Alex Rodriguez just might cancel that doctor’s appointment. A-Rod told reporters that he would have his surgical right hip examined when the Yankees return to New York this weekend and that it was nothing more than an annual checkup.

The timing was interesting. Rodriguez had struggled at the plate the past month since coming out of a game April 16 because of an oblique strain. Lately, he said he felt that the top of his body and his legs were not in synch, and maybe his hip was a reason.

Statistics seemed to support his suspicions. At the time of the oblique injury, A-Rod was batting .385 with five doubles, four home runs and nine RBI in 39 at-bats. After that and prior to his big game Tuesday night in a victory over the Rays, Rodriguez batted .180 with three doubles, two homers and 13 RBI in 89 at-bats with six of those RBI coming in one game.

Rodriguez seems to have found his stroke the past two nights. A-Rod hit two home runs Tuesday night at Tropicana Field and singled in each of his first three at-bats Wednesday night at Camden Yards. Not only that, he moved around the bases like his frisky old self in helping the Yankees get on the board in the fourth inning.

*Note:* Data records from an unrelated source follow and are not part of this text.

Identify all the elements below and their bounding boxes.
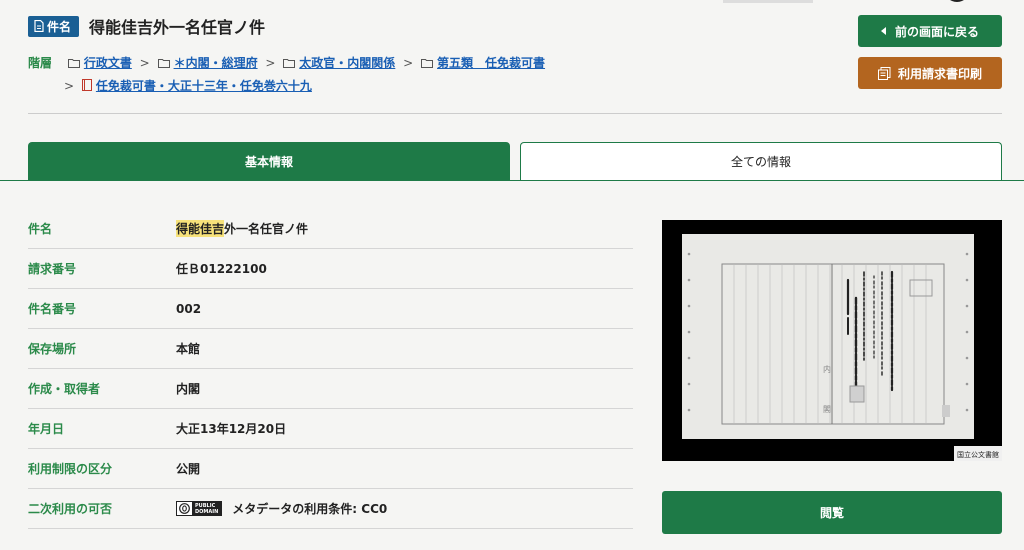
info-value: 得能佳吉 外一名任官ノ件 (176, 220, 308, 237)
info-row-access-restriction: 利用制限の区分 公開 (28, 449, 633, 489)
breadcrumb-item-dai5rui[interactable]: 第五類 任免裁可書 (437, 56, 545, 70)
breadcrumb-item-dajokan[interactable]: 太政官・内閣関係 (299, 56, 395, 70)
breadcrumb-separator: > (64, 79, 75, 93)
document-scan-image: 内 閣 国立公文書館 (662, 220, 1002, 461)
archive-stamp-text: 国立公文書館 (957, 450, 999, 459)
doc-left-char1: 内 (823, 364, 831, 374)
info-key: 請求番号 (28, 262, 77, 276)
back-button[interactable]: 前の画面に戻る (858, 15, 1002, 47)
info-row-request-number: 請求番号 任Ｂ01222100 (28, 249, 633, 289)
info-key: 保存場所 (28, 342, 77, 356)
doc-left-char2: 閣 (823, 405, 831, 414)
info-value-license: メタデータの利用条件: CC0 (232, 502, 388, 516)
top-edge-bar (723, 0, 813, 3)
folder-icon (421, 59, 434, 68)
tab-basic-info[interactable]: 基本情報 (28, 142, 510, 181)
book-icon (81, 79, 92, 91)
view-button-label: 閲覧 (819, 506, 844, 520)
page-title: 得能佳吉外一名任官ノ件 (89, 18, 266, 37)
badge-line2: DOMAIN (195, 508, 219, 515)
info-value: 本館 (176, 342, 201, 356)
info-key: 利用制限の区分 (28, 462, 113, 476)
breadcrumb-separator: > (403, 56, 414, 70)
tab-all-info[interactable]: 全ての情報 (520, 142, 1002, 180)
tab-basic-info-label: 基本情報 (244, 155, 293, 169)
tab-all-info-label: 全ての情報 (730, 155, 791, 169)
view-button[interactable]: 閲覧 (662, 491, 1002, 534)
info-value: 002 (176, 301, 202, 316)
title-row: 件名 得能佳吉外一名任官ノ件 (28, 14, 265, 38)
back-button-label: 前の画面に戻る (894, 24, 979, 39)
info-value: 大正13年12月20日 (176, 422, 287, 436)
kenmei-badge: 件名 (28, 15, 80, 37)
info-key: 作成・取得者 (28, 382, 101, 396)
folder-icon (157, 59, 170, 68)
info-key: 件名番号 (28, 302, 77, 316)
info-value: 任Ｂ01222100 (176, 262, 267, 276)
info-row-creator: 作成・取得者 内閣 (28, 369, 633, 409)
info-row-secondary-use: 二次利用の可否 PUBLIC DOMAIN メタデータの利用条件: CC0 (28, 489, 633, 529)
breadcrumb-item-ninmen[interactable]: 任免裁可書・大正十三年・任免巻六十九 (96, 79, 312, 93)
kenmei-badge-label: 件名 (47, 19, 72, 34)
document-icon (34, 20, 44, 32)
info-row-storage: 保存場所 本館 (28, 329, 633, 369)
print-button-label: 利用請求書印刷 (897, 66, 982, 81)
info-row-kenmei: 件名 得能佳吉 外一名任官ノ件 (28, 209, 633, 249)
caret-left-icon (880, 27, 886, 35)
header-divider (28, 113, 1002, 114)
breadcrumb-label: 階層 (28, 56, 53, 70)
info-key: 件名 (28, 222, 53, 236)
info-value: 公開 (176, 462, 201, 476)
document-thumbnail[interactable]: 内 閣 国立公文書館 (662, 220, 1002, 461)
info-value: PUBLIC DOMAIN メタデータの利用条件: CC0 (176, 500, 387, 517)
info-table: 件名 得能佳吉 外一名任官ノ件 請求番号 任Ｂ01222100 件名番号 002 … (28, 209, 633, 529)
breadcrumb-item-gyosei[interactable]: 行政文書 (84, 56, 132, 70)
tab-underline (0, 180, 1024, 181)
info-value-rest: 外一名任官ノ件 (224, 222, 309, 236)
info-key: 二次利用の可否 (28, 502, 113, 516)
info-value: 内閣 (176, 382, 201, 396)
cc-zero-icon (177, 502, 192, 515)
user-avatar[interactable] (944, 0, 970, 2)
folder-icon (67, 59, 80, 68)
folder-icon (283, 59, 296, 68)
highlighted-term: 得能佳吉 (176, 220, 225, 237)
info-key: 年月日 (28, 422, 65, 436)
print-document-icon (877, 66, 891, 80)
info-row-item-number: 件名番号 002 (28, 289, 633, 329)
info-row-date: 年月日 大正13年12月20日 (28, 409, 633, 449)
public-domain-badge[interactable]: PUBLIC DOMAIN (176, 501, 223, 516)
breadcrumb-separator: > (139, 56, 150, 70)
print-request-button[interactable]: 利用請求書印刷 (858, 57, 1002, 89)
breadcrumb: 階層 行政文書 > ＊内閣・総理府 > 太政官・内閣関係 > 第五類 任免裁可書… (28, 52, 648, 98)
public-domain-text: PUBLIC DOMAIN (192, 502, 222, 515)
breadcrumb-separator: > (265, 56, 276, 70)
breadcrumb-item-naikaku[interactable]: ＊内閣・総理府 (174, 56, 258, 70)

Alex led off with a hit to deep short and took second on Robinson Cano’s slow groundout to second. Rodriguez was nearly picked off by Orioles starter Zach Britton and might have been except that Robert Andino, playing second base for injured Brian Roberts, dropped the throw.

As the ball trickled into the outfield, Rodriguez took off for third base and made it there safely. That made it possible for him to score on Nick Swisher’s flyout to right field ahead of a strong throw from Nick Markakis.

Rodriguez bit off a bit more than he could chew in the sixth when he tried to stretch a single to right-center into a double by challenging the arm of center fielder Adam Jones, who led the AL in outfield assists last year and ranks third this season. This wasn’t even close, but it was encouraging to see A-Rod feeling his oats again.